“I hear a lark singing,” Rosethorn commented, swinging the cream-colored palm she had entwined like ivy around the golden honey brown wall of Lark’s hand as they rambled along a sun-dappled path in the countryside outside Summersea.
“You won’t hear this Lark singing.” Lark could feel her throat tickling with the inhaled polen of some unknown plant. Her countryside romps with Rosethorn always made her asthma act up like a Player but she loved Rosethorn too much to refuse these adventures in nature.
“I see a mother lark with her nestlings.” Rosethorn’s fingers released Lark’s to point out a bird’s nest in the bough of a nearby oak.
“Our own nestlings have flown away,” murmured Lark, reflecting on how she and Rosethorn were now empty-nesters since their latest charges had graduated from Discipline cottage. There was always a sense of pride and completion but also of an aching hollowness whenever that happened that could not be entirely filled or eased for Lark by these countryside rambles with Rosethorn.
“Soon we’ll have more nestlings to force worms down the throat of until they can fly on their own.” Rosethorn’s tone was short as her close-cropped auburn hair, which Lark understood meant her truest partner in life was missing their Discipline graduates as well.
As they ambled on, the mother lark’s lilting music faded into the cloud-soft whisper of a stream that miles away would flow into the ever-crashing waves of the Pebbled Sea. When they reached this stream, they waded into its sun-warmed waters up to their ankles, bare feet wandering along its stony bottom until Rosethorn found a blackberry bush along its bank.
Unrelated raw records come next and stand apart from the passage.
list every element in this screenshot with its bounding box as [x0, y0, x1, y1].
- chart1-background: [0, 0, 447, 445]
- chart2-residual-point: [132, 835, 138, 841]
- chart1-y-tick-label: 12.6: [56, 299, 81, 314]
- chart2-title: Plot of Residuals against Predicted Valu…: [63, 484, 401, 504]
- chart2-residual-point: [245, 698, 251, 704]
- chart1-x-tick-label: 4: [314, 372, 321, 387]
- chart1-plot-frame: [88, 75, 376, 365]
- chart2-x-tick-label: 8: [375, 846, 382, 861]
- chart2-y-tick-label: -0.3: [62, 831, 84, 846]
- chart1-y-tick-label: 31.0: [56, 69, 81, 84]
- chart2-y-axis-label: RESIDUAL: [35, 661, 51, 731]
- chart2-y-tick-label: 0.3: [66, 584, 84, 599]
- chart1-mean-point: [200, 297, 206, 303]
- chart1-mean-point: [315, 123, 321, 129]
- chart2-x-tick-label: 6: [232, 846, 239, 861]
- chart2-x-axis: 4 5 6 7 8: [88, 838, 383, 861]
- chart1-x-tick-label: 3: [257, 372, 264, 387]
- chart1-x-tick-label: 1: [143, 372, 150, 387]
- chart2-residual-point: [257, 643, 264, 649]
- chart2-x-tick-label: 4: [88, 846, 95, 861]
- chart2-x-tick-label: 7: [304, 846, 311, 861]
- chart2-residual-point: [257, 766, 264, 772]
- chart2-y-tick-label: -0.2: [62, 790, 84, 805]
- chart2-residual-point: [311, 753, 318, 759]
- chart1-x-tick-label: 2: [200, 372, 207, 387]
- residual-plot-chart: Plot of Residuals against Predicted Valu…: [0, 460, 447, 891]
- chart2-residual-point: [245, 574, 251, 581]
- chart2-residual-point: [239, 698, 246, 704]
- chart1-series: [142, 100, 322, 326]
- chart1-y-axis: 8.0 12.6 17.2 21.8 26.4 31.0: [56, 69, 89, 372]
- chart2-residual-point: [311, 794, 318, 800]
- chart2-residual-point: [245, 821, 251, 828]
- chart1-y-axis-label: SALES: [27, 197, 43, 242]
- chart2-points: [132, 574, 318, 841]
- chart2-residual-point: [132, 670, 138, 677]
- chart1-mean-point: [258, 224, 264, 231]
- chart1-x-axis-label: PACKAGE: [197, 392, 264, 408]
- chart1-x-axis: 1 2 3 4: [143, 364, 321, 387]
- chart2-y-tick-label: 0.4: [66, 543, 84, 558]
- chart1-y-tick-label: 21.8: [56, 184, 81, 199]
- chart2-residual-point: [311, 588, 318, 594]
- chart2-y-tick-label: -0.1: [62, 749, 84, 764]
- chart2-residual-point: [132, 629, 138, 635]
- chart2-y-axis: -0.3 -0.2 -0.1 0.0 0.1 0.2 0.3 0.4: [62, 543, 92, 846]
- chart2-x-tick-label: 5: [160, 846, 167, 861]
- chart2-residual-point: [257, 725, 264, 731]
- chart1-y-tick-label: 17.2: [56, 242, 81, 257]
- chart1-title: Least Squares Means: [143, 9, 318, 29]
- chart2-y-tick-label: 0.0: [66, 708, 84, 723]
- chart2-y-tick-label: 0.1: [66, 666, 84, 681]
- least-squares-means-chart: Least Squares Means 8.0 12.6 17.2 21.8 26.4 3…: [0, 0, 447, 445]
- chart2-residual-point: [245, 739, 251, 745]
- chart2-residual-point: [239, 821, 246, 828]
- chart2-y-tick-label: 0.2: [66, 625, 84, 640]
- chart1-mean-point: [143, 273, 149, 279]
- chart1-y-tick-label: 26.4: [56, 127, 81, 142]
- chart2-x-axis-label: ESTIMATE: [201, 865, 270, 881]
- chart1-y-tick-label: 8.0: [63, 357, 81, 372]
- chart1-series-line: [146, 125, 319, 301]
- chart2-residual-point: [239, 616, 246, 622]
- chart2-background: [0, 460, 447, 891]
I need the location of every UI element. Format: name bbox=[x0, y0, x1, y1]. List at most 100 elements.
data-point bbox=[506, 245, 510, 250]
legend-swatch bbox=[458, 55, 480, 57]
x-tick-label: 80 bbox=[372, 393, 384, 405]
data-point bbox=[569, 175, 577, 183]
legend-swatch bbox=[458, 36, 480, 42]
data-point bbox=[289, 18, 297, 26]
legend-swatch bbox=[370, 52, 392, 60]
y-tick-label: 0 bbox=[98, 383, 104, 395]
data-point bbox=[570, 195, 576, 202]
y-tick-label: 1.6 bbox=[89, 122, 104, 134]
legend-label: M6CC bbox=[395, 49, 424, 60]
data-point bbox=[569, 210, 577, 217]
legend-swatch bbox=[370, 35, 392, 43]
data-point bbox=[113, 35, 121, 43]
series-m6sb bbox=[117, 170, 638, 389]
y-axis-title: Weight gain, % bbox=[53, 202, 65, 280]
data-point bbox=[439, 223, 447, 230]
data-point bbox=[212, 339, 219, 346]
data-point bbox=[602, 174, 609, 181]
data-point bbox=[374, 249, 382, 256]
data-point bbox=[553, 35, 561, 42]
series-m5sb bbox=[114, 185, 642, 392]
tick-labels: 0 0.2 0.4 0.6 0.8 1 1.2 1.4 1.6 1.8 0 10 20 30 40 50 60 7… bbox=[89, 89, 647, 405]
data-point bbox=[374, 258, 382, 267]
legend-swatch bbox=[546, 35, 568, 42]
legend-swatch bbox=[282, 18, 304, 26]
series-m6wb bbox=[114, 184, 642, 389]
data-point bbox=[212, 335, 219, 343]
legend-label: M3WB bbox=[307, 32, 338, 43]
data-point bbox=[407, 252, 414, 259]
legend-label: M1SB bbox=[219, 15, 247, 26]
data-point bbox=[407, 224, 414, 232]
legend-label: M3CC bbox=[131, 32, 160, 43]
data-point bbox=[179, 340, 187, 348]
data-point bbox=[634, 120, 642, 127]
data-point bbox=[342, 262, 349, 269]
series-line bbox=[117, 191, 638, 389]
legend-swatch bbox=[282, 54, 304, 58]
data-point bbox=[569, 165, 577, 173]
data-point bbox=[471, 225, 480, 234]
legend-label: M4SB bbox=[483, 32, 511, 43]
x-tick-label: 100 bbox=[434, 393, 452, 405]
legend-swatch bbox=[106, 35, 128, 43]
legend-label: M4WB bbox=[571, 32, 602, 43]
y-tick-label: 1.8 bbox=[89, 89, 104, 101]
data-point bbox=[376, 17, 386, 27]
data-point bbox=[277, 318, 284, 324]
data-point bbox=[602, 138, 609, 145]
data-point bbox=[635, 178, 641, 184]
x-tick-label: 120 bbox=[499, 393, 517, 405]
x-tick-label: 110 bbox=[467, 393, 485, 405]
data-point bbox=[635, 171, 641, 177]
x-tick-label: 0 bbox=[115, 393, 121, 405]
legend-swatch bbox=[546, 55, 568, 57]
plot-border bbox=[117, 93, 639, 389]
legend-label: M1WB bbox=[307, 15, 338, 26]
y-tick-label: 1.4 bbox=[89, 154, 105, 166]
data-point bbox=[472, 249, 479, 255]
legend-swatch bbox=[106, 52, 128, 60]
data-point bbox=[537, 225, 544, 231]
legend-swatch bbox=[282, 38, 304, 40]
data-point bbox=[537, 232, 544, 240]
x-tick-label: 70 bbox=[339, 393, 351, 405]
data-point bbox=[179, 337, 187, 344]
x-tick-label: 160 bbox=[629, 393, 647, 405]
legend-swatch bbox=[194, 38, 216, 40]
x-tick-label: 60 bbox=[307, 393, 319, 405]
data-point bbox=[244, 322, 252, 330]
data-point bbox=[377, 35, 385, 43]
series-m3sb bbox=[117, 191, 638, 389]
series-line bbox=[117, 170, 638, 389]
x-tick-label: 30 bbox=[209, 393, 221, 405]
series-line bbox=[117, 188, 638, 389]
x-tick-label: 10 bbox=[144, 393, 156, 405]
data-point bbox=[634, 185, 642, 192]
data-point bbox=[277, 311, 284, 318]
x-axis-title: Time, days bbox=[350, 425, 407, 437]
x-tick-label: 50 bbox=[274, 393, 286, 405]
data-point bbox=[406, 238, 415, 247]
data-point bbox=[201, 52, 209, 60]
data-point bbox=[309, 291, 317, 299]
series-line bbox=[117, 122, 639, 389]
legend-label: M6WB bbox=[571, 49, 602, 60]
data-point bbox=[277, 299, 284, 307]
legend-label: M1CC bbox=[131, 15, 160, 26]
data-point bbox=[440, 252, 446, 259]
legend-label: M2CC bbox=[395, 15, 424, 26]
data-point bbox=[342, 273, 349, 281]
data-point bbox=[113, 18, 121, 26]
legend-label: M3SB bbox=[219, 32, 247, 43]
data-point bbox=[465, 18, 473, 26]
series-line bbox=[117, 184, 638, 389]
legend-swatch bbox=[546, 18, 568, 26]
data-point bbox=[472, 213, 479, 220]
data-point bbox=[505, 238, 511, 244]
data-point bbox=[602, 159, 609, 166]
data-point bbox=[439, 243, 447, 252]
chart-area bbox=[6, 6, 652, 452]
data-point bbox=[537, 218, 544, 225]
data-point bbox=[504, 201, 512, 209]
Rosethorn with her keen eye for what fruit was ripest plucked a blackberry and slid it into Lark’s obligingly opening mouth. Lark chewed on the berry, tasting its sun-sweetness and hoping it would linger sticky on her tongue and lips forever as a memory of this simple, purest pleasure.
Continuing along the stream, they were draped in the long, eternally mournful arms of a weeping willow.
“Do you know an interesting reproductive fact about willows?” asked Rosethorn as the willow hugged them.
“No.” Lark shook her head, an amused smile tugging at her sticky lips. “I suspect you’re going to enlighten me, though.”
“A willow reproduces by dropping branches into a stream like this one”—Rosethorn’s fingers dipped into the water as if in benediction of its essential role in the reproduction of weeping willows—“and the gentle stream carries the branch to fertile ground where it can grow into a willow tree.”
“There’s something beautiful about that.” Lark stared at the canopy of willow branches encircling them and pictured each one as a tree. “The branch is the tree, and the tree is the branch.”
“All thanks to the gentle stream. I’m the sharp branch, and you’re the gentle stream bearing me to fertile ground, Lark.” Rosethorn leaned in to kiss Lark on the lips, not seeming to care that her mouth was stained by blackberries, and Lark inhaled the fresh fragrance of pine, dark soil, aloe, and basil that always clung to Rosethorn more stubbornly than her green robe of an Earth dedicate. “Now let’s find our own soft spot of earth and make this a real countryside romp, shall we?”